(Reuters) - News Corp said on Friday it will write down the value of its Australian and U.S. publishing assets by up to $1.4 billion, as the company prepares to split its business between its newspaper and entertainment operations.
The company said the goodwill impairment charge was primarily for its Australia newspapers though it gave no more details. It also said it expected reduced cash flows in the future.
The charge will be taken in the quarter ending June 30 and could effectively wipe out News Corp’s profit. Analysts were expecting News Corp to report a pretax profit of $1.4 billion, according to Thomson Reuters I/B/E/S.
Earlier on Friday, News Corp said its board authorized a $500 million stock repurchase program for the publishing operation, partially answering the question of how the new News Corp will use $2.6 billion in cash it will have when the spinoff takes place, expected to occur on June 28.
News Corp is preparing to hive off its publishing assets as newspapers around the world face unprecedented challenges because of plunging advertising revenue and readers who increasingly prefer to read news on smartphones and tablets.
News Corp publishes 140 newspapers in Australia including The Australian. Its U.S. assets include the New York Post, Dow Jones’ The Wall Street Journal and the coupon insert company News America Marketing and the book publisher HarperCollins.
The company had warned for several quarters that its Australian newspapers were facing punishing declines in advertising revenue.
Gabelli & Co analyst Brett Harriss forecast before the news of the goodwill charge that the newspapers in Australia have an estimated value of $1.8 billion, while Dow Jones’s value is estimated at $1.5 billion.
Last quarter, News Corp reported a 35 percent drop in operating income for its publishing division because of lower advertising sales at its Australian newspaper.
In 2008, News Corp took a $2.8 billion non-cash charge on its purchase of Dow Jones.
The board formally approved that current News Corp stakeholders will receive one share in the new publishing company - that will retain the News Corp name - for every four shares of the existing company they hold.
They will remain shareholders in the entertainment assets under the 21st Century Fox name, including the Fox broadcasting network, movie studio and lucrative equity stakes in pay-TV providers.
To prevent hostile takeovers, News Corp put in place a poison pill provision for one year after the split. It will be triggered if someone acquires more than 15 percent of the stock of either company.

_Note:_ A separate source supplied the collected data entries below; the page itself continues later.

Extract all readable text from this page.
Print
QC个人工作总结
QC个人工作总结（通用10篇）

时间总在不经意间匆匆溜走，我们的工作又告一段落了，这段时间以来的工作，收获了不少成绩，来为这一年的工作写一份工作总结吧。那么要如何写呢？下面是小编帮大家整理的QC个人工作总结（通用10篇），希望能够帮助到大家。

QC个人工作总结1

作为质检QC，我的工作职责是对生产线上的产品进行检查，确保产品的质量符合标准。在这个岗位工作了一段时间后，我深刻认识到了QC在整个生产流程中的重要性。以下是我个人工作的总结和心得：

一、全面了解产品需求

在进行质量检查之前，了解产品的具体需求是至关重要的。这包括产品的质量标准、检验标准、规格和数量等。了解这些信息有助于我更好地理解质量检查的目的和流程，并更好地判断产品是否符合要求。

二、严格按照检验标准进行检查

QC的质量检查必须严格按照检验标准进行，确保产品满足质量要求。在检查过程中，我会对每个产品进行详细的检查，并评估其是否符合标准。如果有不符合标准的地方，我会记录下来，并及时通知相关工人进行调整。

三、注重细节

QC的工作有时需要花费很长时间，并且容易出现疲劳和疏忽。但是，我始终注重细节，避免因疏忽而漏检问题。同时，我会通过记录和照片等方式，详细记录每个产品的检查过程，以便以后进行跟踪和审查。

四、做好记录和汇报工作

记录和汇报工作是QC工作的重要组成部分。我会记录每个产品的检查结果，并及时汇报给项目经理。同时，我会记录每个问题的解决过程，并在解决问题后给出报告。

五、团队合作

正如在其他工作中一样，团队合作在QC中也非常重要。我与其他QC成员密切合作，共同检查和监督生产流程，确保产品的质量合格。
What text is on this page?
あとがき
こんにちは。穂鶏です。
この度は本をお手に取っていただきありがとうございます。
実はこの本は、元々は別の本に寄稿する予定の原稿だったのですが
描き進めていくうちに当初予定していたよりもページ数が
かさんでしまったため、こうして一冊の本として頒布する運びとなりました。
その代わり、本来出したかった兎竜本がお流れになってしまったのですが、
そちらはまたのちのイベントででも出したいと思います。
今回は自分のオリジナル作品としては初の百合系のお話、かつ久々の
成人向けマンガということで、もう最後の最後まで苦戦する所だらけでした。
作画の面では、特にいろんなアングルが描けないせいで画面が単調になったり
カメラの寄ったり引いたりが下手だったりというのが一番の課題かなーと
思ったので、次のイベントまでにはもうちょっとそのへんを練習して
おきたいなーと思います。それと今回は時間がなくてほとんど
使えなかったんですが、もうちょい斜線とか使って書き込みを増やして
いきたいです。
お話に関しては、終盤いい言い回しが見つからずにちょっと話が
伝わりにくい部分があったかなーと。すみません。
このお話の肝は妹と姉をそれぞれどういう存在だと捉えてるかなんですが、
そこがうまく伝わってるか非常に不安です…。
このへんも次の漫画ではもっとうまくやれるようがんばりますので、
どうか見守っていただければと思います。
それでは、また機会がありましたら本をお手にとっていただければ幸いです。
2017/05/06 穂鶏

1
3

News Corp has a history of potential takeovers. In 2004, Liberty Media Corp’s John Malone had quietly snapped up a 20 percent voting stake in the company. The move prompted Murdoch to swap his stake in DirecTV and other assets for Malone’s shares in News Corp.
The new News Corp will be an independent publicly traded company and 21st Century Fox will retain no ownership interest in News Corp, the company said.
Chairman Rupert Murdoch and Chief Executive Officer Robert Thomson will give more details about the company at an investor day conference on May 28.
The company named current directors Lachlan Murdoch and James Murdoch to the board of the new News Corp. New additions to the board include Thomson; Ana Paula Pessoa, a partner at Brunswick Group; John Elkann, head of Exor SpA; and Masroor Siddiqui, head of investment firm Naya Management.
At 21st Century Fox, new board directors include Delphine Arnault, deputy general manager at Christian Dior Couture; Jacques Nasser of One Equity Partners; and Robert Silberman, executive chairman of Strayer Education Inc.
Rupert Murdoch will be chief executive of 21st Century Fox and chairman of both companies.